The Sox jumped out to an early lead having been gifted a run by an Brian Dozier error that allowed Adam Dunn to score on what would have been a ground out by Alex Rios for the final out of the 1st. The next runs were scored by a solo HR each for Josh Willingham and Paul Konerko to pull the score to 2-1, where it sat until the next time Willingham stepped into the box. This time with runners on, he touched Quintana for a 3-run blast.
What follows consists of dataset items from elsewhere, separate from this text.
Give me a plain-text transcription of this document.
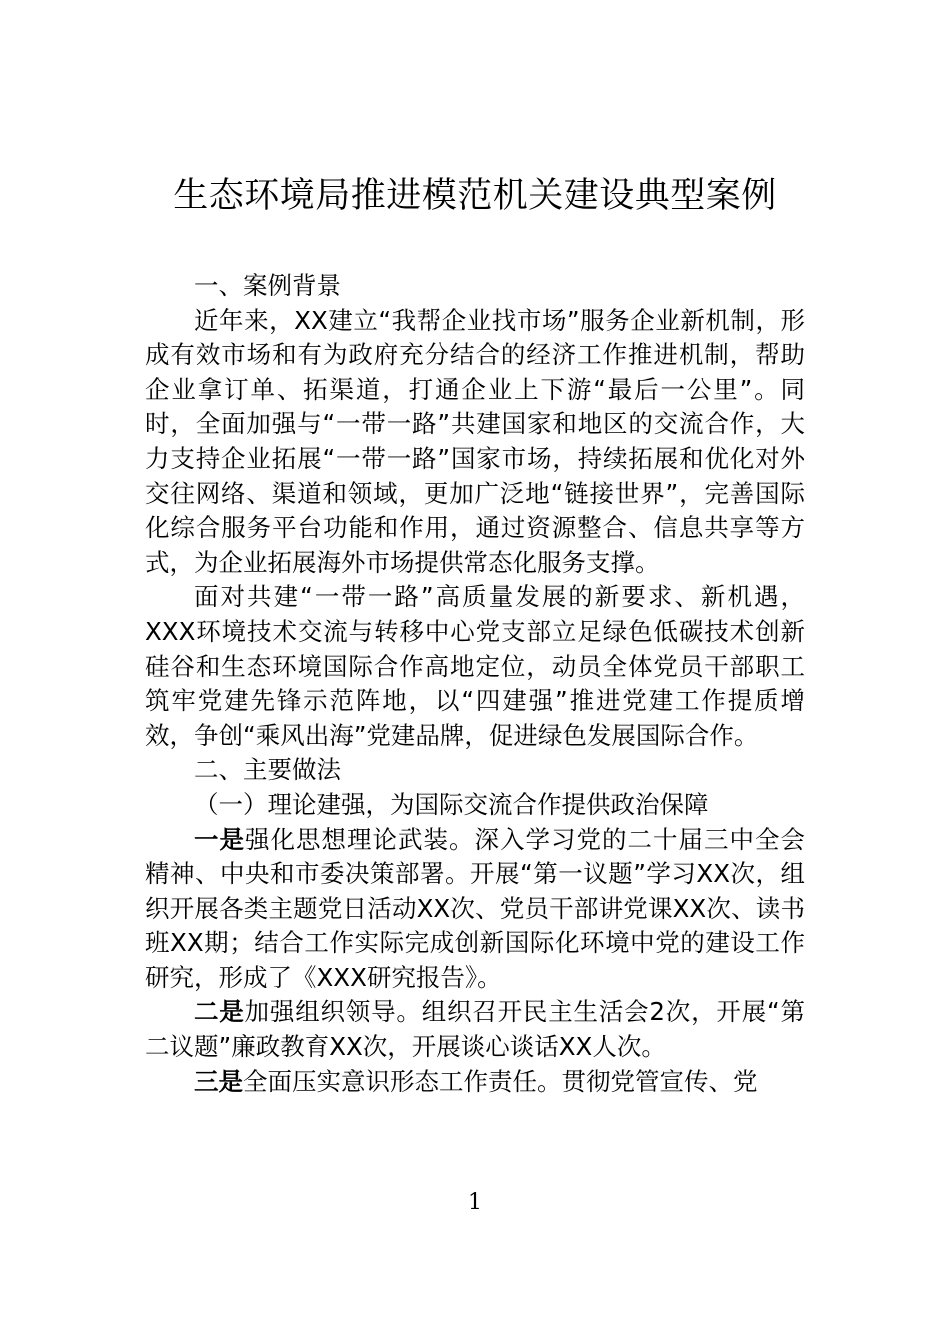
生态环境局推进模范机关建设典型案例

一、案例背景

近年来，XX建立“我帮企业找市场”服务企业新机制，形成有效市场和有为政府充分结合的经济工作推进机制，帮助企业拿订单、拓渠道，打通企业上下游“最后一公里”。同时，全面加强与“一带一路”共建国家和地区的交流合作，大力支持企业拓展“一带一路”国家市场，持续拓展和优化对外交往网络、渠道和领域，更加广泛地“链接世界”，完善国际化综合服务平台功能和作用，通过资源整合、信息共享等方式，为企业拓展海外市场提供常态化服务支撑。

面对共建“一带一路”高质量发展的新要求、新机遇，XXX环境技术交流与转移中心党支部立足绿色低碳技术创新硅谷和生态环境国际合作高地定位，动员全体党员干部职工筑牢党建先锋示范阵地，以“四建强”推进党建工作提质增效，争创“乘风出海”党建品牌，促进绿色发展国际合作。

二、主要做法

（一）理论建强，为国际交流合作提供政治保障

一是强化思想理论武装。深入学习党的二十届三中全会精神、中央和市委决策部署。开展“第一议题”学习XX次，组织开展各类主题党日活动XX次、党员干部讲党课XX次、读书班XX期；结合工作实际完成创新国际化环境中党的建设工作研究，形成了《XXX研究报告》。

二是加强组织领导。组织召开民主生活会2次，开展“第二议题”廉政教育XX次，开展谈心谈话XX人次。

三是全面压实意识形态工作责任。贯彻党管宣传、党

1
The 7th inning was an interesting one. Alejandro De Aza flied out to Darin Mastroianna, who dove and appeared to have trapped the ball. Umpire Angel Hernandez initially saw it this way and called De Aza safe, but a meeting of the umpires resulted in a change of heart, and De Aza was out. Fortunately, that was just one out. You are allowed three per inning. Kevin Youkilis walked and Adam Dunn reached out and took a pitch from lefty Tyler Robertson and deposited it into the right field bleachers. Paul Konerko singled, Alex Rios doubled, and Dayan Viciedo made the Twins pay for an intentional walk issued to Alexei with a 2-run single. One of those crooked number innings.

I enjoyed the crooked number inning and the Sox did too. So much so that they put another crooked number up the very next inning, punctuated by Alexei Ramriez putting one into the White Sox bullpen. When it rains it pours. Let’s just enjoy it and put the drought behind us. The Sox pull back into a tie with Detroit for the division lead.
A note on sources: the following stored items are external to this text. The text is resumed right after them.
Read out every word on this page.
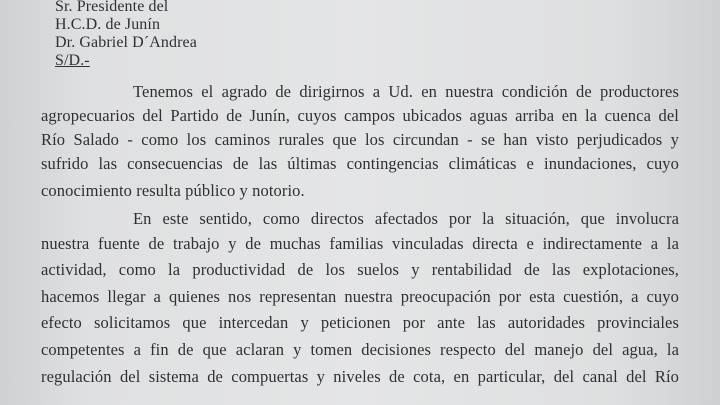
Sr. Presidente del
H.C.D. de Junín
Dr. Gabriel D´Andrea
S/D.-
Tenemos el agrado de dirigirnos a Ud. en nuestra condición de productores
agropecuarios del Partido de Junín, cuyos campos ubicados aguas arriba en la cuenca del
Río Salado - como los caminos rurales que los circundan - se han visto perjudicados y
sufrido las consecuencias de las últimas contingencias climáticas e inundaciones, cuyo
conocimiento resulta público y notorio.
En este sentido, como directos afectados por la situación, que involucra
nuestra fuente de trabajo y de muchas familias vinculadas directa e indirectamente a la
actividad, como la productividad de los suelos y rentabilidad de las explotaciones,
hacemos llegar a quienes nos representan nuestra preocupación por esta cuestión, a cuyo
efecto solicitamos que intercedan y peticionen por ante las autoridades provinciales
competentes a fin de que aclaran y tomen decisiones respecto del manejo del agua, la
regulación del sistema de compuertas y niveles de cota, en particular, del canal del Río
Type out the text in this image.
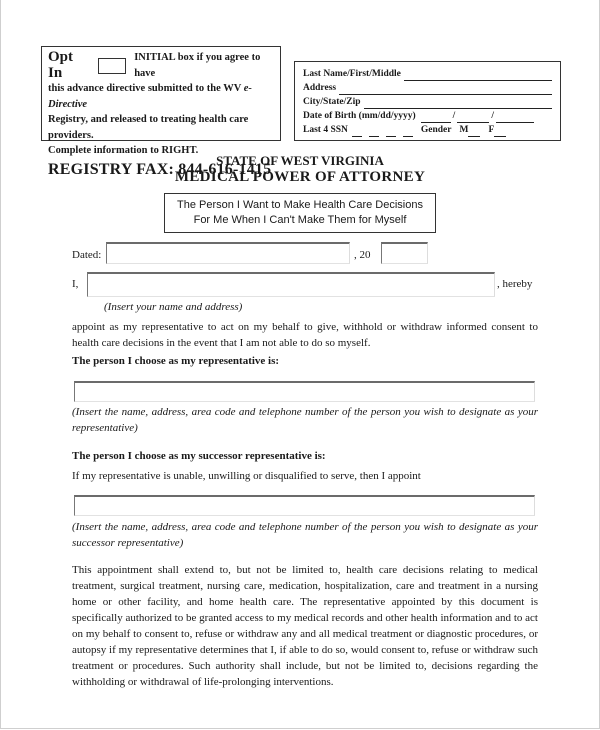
Opt In
INITIAL box if you agree to have
this advance directive submitted to the WV e-Directive
Registry, and released to treating health care providers.
Complete information to RIGHT.
REGISTRY FAX: 844-616-1415
Last Name/First/Middle
Address
City/State/Zip
Date of Birth (mm/dd/yyyy)	/	/
Last 4 SSN	Gender M F
STATE OF WEST VIRGINIA
MEDICAL POWER OF ATTORNEY
The Person I Want to Make Health Care Decisions
For Me When I Can't Make Them for Myself
Dated:	, 20
I,	, hereby
(Insert your name and address)
appoint as my representative to act on my behalf to give, withhold or withdraw informed consent to health care decisions in the event that I am not able to do so myself.
The person I choose as my representative is:
(Insert the name, address, area code and telephone number of the person you wish to designate as your representative)
The person I choose as my successor representative is:
If my representative is unable, unwilling or disqualified to serve, then I appoint
(Insert the name, address, area code and telephone number of the person you wish to designate as your successor representative)
This appointment shall extend to, but not be limited to, health care decisions relating to medical treatment, surgical treatment, nursing care, medication, hospitalization, care and treatment in a nursing home or other facility, and home health care. The representative appointed by this document is specifically authorized to be granted access to my medical records and other health information and to act on my behalf to consent to, refuse or withdraw any and all medical treatment or diagnostic procedures, or autopsy if my representative determines that I, if able to do so, would consent to, refuse or withdraw such treatment or procedures. Such authority shall include, but not be limited to, decisions regarding the withholding or withdrawal of life-prolonging interventions.
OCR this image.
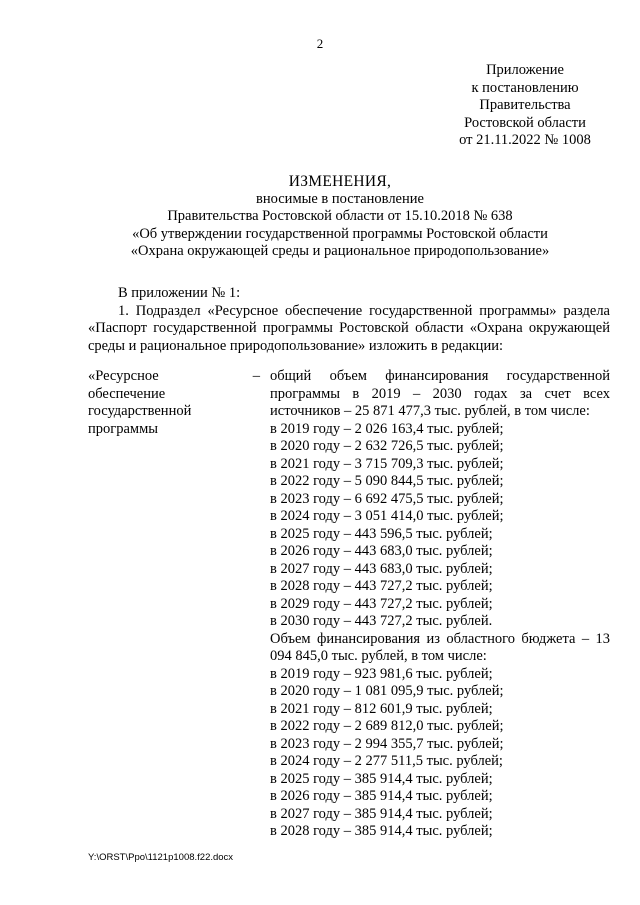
2

Приложение

к постановлению

Правительства

Ростовской области

от 21.11.2022 № 1008

ИЗМЕНЕНИЯ,

вносимые в постановление

Правительства Ростовской области от 15.10.2018 № 638

«Об утверждении государственной программы Ростовской области

«Охрана окружающей среды и рациональное природопользование»

В приложении № 1:

1. Подраздел «Ресурсное обеспечение государственной программы» раздела «Паспорт государственной программы Ростовской области «Охрана окружающей среды и рациональное природопользование» изложить в редакции:

«Ресурсное обеспечение государственной программы
– общий объем финансирования государственной программы в 2019 – 2030 годах за счет всех источников – 25 871 477,3 тыс. рублей, в том числе:

в 2019 году – 2 026 163,4 тыс. рублей;

в 2020 году – 2 632 726,5 тыс. рублей;

в 2021 году – 3 715 709,3 тыс. рублей;

в 2022 году – 5 090 844,5 тыс. рублей;

в 2023 году – 6 692 475,5 тыс. рублей;

в 2024 году – 3 051 414,0 тыс. рублей;

в 2025 году – 443 596,5 тыс. рублей;

в 2026 году – 443 683,0 тыс. рублей;

в 2027 году – 443 683,0 тыс. рублей;

в 2028 году – 443 727,2 тыс. рублей;

в 2029 году – 443 727,2 тыс. рублей;

в 2030 году – 443 727,2 тыс. рублей.

Объем финансирования из областного бюджета – 13 094 845,0 тыс. рублей, в том числе:

в 2019 году – 923 981,6 тыс. рублей;

в 2020 году – 1 081 095,9 тыс. рублей;

в 2021 году – 812 601,9 тыс. рублей;

в 2022 году – 2 689 812,0 тыс. рублей;

в 2023 году – 2 994 355,7 тыс. рублей;

в 2024 году – 2 277 511,5 тыс. рублей;

в 2025 году – 385 914,4 тыс. рублей;

в 2026 году – 385 914,4 тыс. рублей;

в 2027 году – 385 914,4 тыс. рублей;

в 2028 году – 385 914,4 тыс. рублей;

Y:\ORST\Ppo\1121p1008.f22.docx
Plus: Paul Konerko is back to being Paul Konerko. 4-4 with a HR and double, bringing him just a triple short of the cycle. He is 9 for his last 12. It’s worth noting that Adam Dunn was also only a triple short of the cycle.

Minus: Gordon Beckham is mired in a serious slump. He’s popping up pretty much everything he sees, except when he’s grounding into rally ending double plays. His name has been popping up in fan’s trade scenarios more and more lately, though I don’t know what the actual interest is at organizational levels. Personally I’d rather not lose his defense up the middle, the guy has got to get himself back on track at the plate.